R.I.P. John Barry.

John Barry has passed on. He left a great legacy of the sort of music that plays in my head when I daydream about having machine guns pop out from behind the ‘Rolla’s headlights, or about preventing World War III by infiltrating my arch-enemy’s secret volcanic hideaway. “Battle music,” I believe Baukman called it.

Here are a few of my favorite bits from the early Connery movies:

“The Laser Beam” from Goldfinger. Bond is about to get bisected by a laser beam. This is the “Do you expect me to talk?” scene.

Some music from the climactic scenes of Thunderball.

“Space March” from You Only Live Twice. The good guys’ space capsule gets captured by the SPECTRE ship.

2 thoughts on “R.I.P. John Barry.

  1. This man’s music will endure; his greatness was never as obvious as when people tried to emulate him…he made it sound effortless and always kept it entertaining.
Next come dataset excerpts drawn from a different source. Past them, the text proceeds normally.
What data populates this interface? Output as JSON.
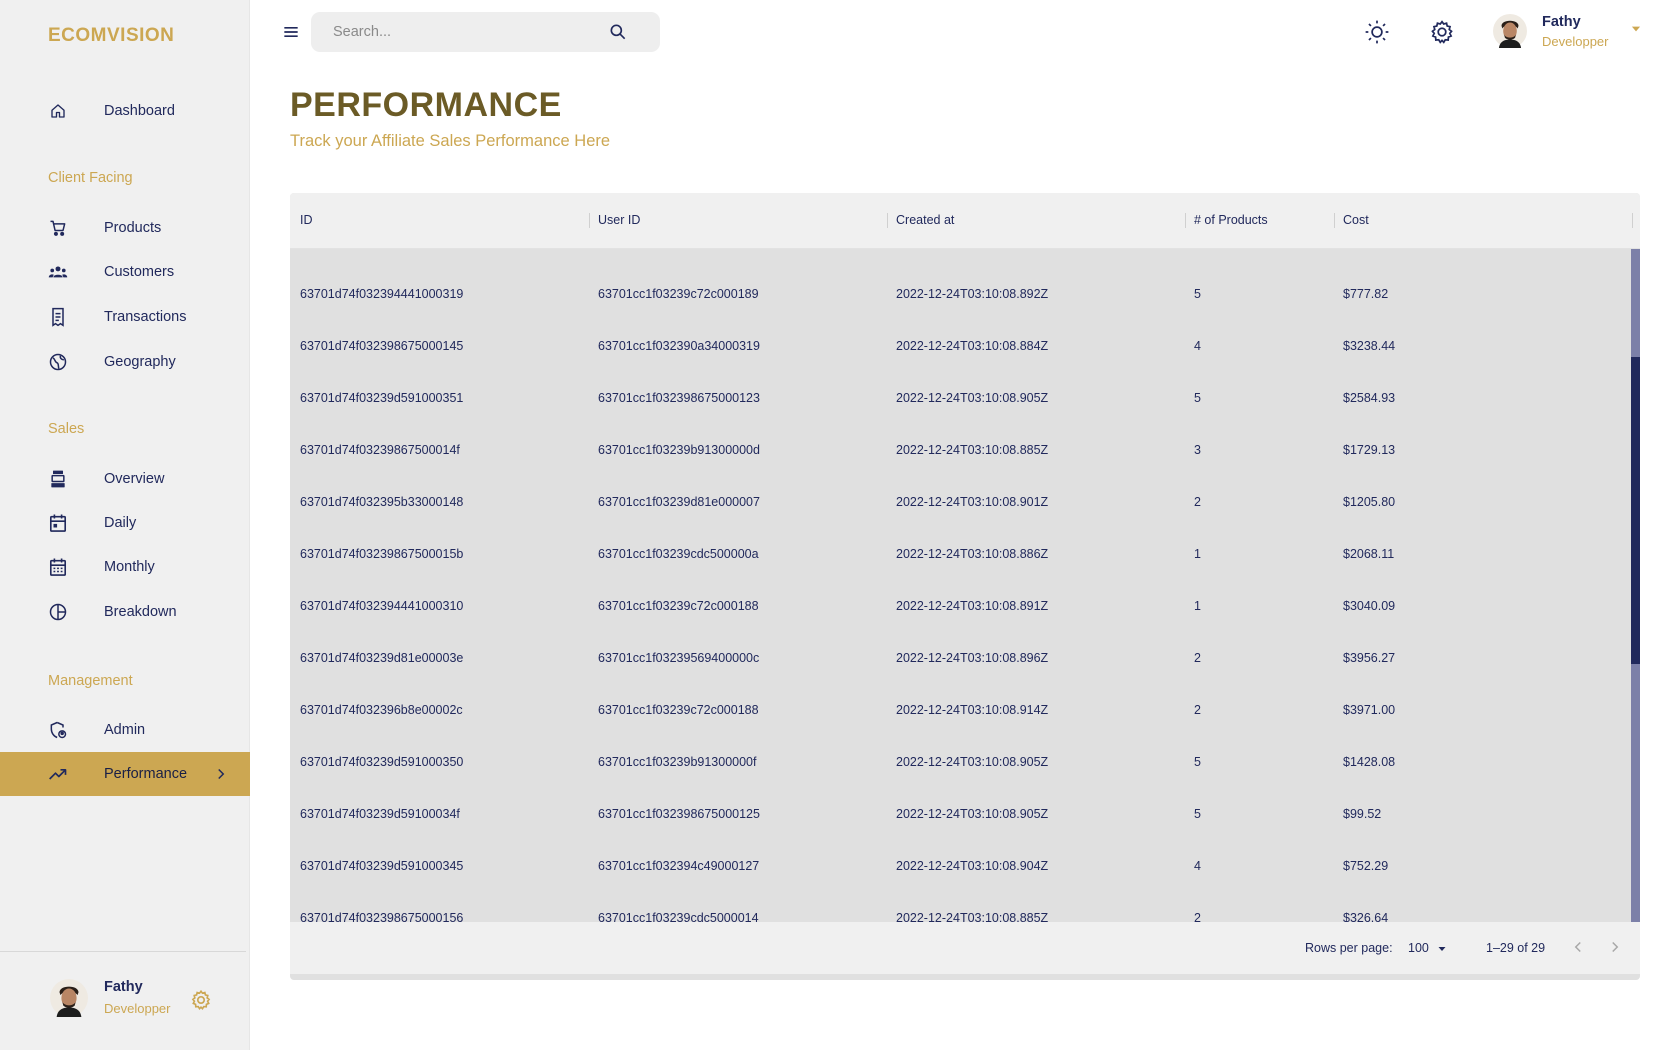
{
  "brand": "ECOMVISION",
  "nav": {
    "dashboard": "Dashboard",
    "client_facing": "Client Facing",
    "products": "Products",
    "customers": "Customers",
    "transactions": "Transactions",
    "geography": "Geography",
    "sales": "Sales",
    "overview": "Overview",
    "daily": "Daily",
    "monthly": "Monthly",
    "breakdown": "Breakdown",
    "management": "Management",
    "admin": "Admin",
    "performance": "Performance"
  },
  "sidebar_user": {
    "name": "Fathy",
    "role": "Developper"
  },
  "topbar": {
    "search_placeholder": "Search...",
    "user": {
      "name": "Fathy",
      "role": "Developper"
    }
  },
  "header": {
    "title": "PERFORMANCE",
    "subtitle": "Track your Affiliate Sales Performance Here"
  },
  "table": {
    "columns": [
      "ID",
      "User ID",
      "Created at",
      "# of Products",
      "Cost"
    ],
    "rows": [
      [
        "63701d74f032394441000319",
        "63701cc1f03239c72c000189",
        "2022-12-24T03:10:08.892Z",
        "5",
        "$777.82"
      ],
      [
        "63701d74f032398675000145",
        "63701cc1f032390a34000319",
        "2022-12-24T03:10:08.884Z",
        "4",
        "$3238.44"
      ],
      [
        "63701d74f03239d591000351",
        "63701cc1f032398675000123",
        "2022-12-24T03:10:08.905Z",
        "5",
        "$2584.93"
      ],
      [
        "63701d74f03239867500014f",
        "63701cc1f03239b91300000d",
        "2022-12-24T03:10:08.885Z",
        "3",
        "$1729.13"
      ],
      [
        "63701d74f032395b33000148",
        "63701cc1f03239d81e000007",
        "2022-12-24T03:10:08.901Z",
        "2",
        "$1205.80"
      ],
      [
        "63701d74f03239867500015b",
        "63701cc1f03239cdc500000a",
        "2022-12-24T03:10:08.886Z",
        "1",
        "$2068.11"
      ],
      [
        "63701d74f032394441000310",
        "63701cc1f03239c72c000188",
        "2022-12-24T03:10:08.891Z",
        "1",
        "$3040.09"
      ],
      [
        "63701d74f03239d81e00003e",
        "63701cc1f03239569400000c",
        "2022-12-24T03:10:08.896Z",
        "2",
        "$3956.27"
      ],
      [
        "63701d74f032396b8e00002c",
        "63701cc1f03239c72c000188",
        "2022-12-24T03:10:08.914Z",
        "2",
        "$3971.00"
      ],
      [
        "63701d74f03239d591000350",
        "63701cc1f03239b91300000f",
        "2022-12-24T03:10:08.905Z",
        "5",
        "$1428.08"
      ],
      [
        "63701d74f03239d59100034f",
        "63701cc1f032398675000125",
        "2022-12-24T03:10:08.905Z",
        "5",
        "$99.52"
      ],
      [
        "63701d74f03239d591000345",
        "63701cc1f032394c49000127",
        "2022-12-24T03:10:08.904Z",
        "4",
        "$752.29"
      ],
      [
        "63701d74f032398675000156",
        "63701cc1f03239cdc5000014",
        "2022-12-24T03:10:08.885Z",
        "2",
        "$326.64"
      ]
    ],
    "footer": {
      "rows_per_page_label": "Rows per page:",
      "rows_per_page_value": "100",
      "range": "1–29 of 29"
    }
  },
  "colors": {
    "accent": "#cca752",
    "primary": "#21295c",
    "title": "#6b5b26",
    "sidebar_bg": "#f0f0f0",
    "grid_bg": "#e0e0e0",
    "scroll_thumb": "#21295c"
  },
  "icons": [
    "menu-icon",
    "search-icon",
    "sun-icon",
    "gear-icon",
    "chevron-down-icon",
    "home-icon",
    "cart-icon",
    "groups-icon",
    "receipt-icon",
    "globe-icon",
    "point-of-sale-icon",
    "calendar-today-icon",
    "calendar-month-icon",
    "pie-chart-icon",
    "admin-icon",
    "trending-up-icon",
    "chevron-right-icon",
    "chevron-left-icon"
  ]
}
    Even the more rancid Bond films like Octopussy and Golden Gun can be forgiven as they at least had his music.


  2. Speaking of his legacy, it’s amazing to hear the newer generation of movie score composers reveal the past artists who have inspired them. Of particular note, Michael Giacchino (whose scores include Lost, the ‘new’ Star Trek, Oscar-winning Up and Medal of Honor) was specifically told to emulate the traditional John Barry style by the director of Pixar’s The Incredibles. I would recommend it if you haven’t already – you’ll appreciate the homage to John Barry, especially in two of my favorite tracks: Kronos Unveiled and Lithe or Death. (I personally think that Giacchino did a better job at emulating the Barry style compared to past composers such as David Arnold).

    Any comment about the passing away of this great artist would be amiss if I didn’t mention my top five works by him:

    5. Living Daylights
    4. Out of Africa
    3. Goldfinger
    2. Born Free

    … and my Number-One-Score-That-Is-Not-A-John-Williams-Score:

    1. Dances with Wolves

    To say that I love this particular work, even when I didn’t realize that it was the same composer who did the Bond movies, would be an understatement. This is the music that makes me glad to have film music. This is the music that made me realize that the music for a film can transcend the movie itself. This is the music that brings to mind the rolling plains and vistas of an America that can only exist in an Ansel Adams or Edward Curtis photograph.